Mayo Clinic lifts blood donation restriction based on European travel history

(ABC 6 News) – For anyone who wants to donate blood but can’t because of European travel in the 1980s and 1990s, those restrictions will be a thing of the past, according to an announcement by Mayo Clinic on Wednesday.

The Food and Drug Administration (FDA) set blood donation eligibility rules in 1999 preventing some people from donating who traveled or lived in the United Kingdom, France or Ireland during a certain set of time after a variant of Creutzfeldt-Jakob disease, also known as “mad cow disease,” was first reported in the U.K. in 1996.

The FDA has since removed that restriction on donating blood, so people previously impacted by this restriction can now donate blood through Mayo Clinic.

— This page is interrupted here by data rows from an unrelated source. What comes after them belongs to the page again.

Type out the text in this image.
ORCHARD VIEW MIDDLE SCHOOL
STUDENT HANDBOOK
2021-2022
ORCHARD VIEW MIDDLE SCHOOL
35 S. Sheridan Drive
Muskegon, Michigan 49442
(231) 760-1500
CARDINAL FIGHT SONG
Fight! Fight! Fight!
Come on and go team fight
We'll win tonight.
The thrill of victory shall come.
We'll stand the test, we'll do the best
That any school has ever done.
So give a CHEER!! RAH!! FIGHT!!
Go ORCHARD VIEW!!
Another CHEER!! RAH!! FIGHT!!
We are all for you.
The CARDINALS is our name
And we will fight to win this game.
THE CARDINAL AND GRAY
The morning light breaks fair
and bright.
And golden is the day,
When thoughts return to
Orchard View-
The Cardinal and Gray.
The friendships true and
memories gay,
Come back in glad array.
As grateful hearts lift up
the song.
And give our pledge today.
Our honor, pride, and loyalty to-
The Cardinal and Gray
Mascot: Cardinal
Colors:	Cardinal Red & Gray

The new eligibility requirements took effect Monday, April 3.

Rules around blood donation are constantly changing as new data becomes available to the FDA and Mayo Clinic. “The FDA has been periodically updating these blood donor rules as the rates of this disease [a variant of Creutzfeldt-Jakob disease] have dropped worldwide,” said Justin Juskewitch, M.D., Ph.D.

After one deferral, many potential donors assume they will never be able to donate and unfortunately stop checking. Dr. Juskewitch said people who have previously been deferred from donating blood should check to see if their eligibility status has changed.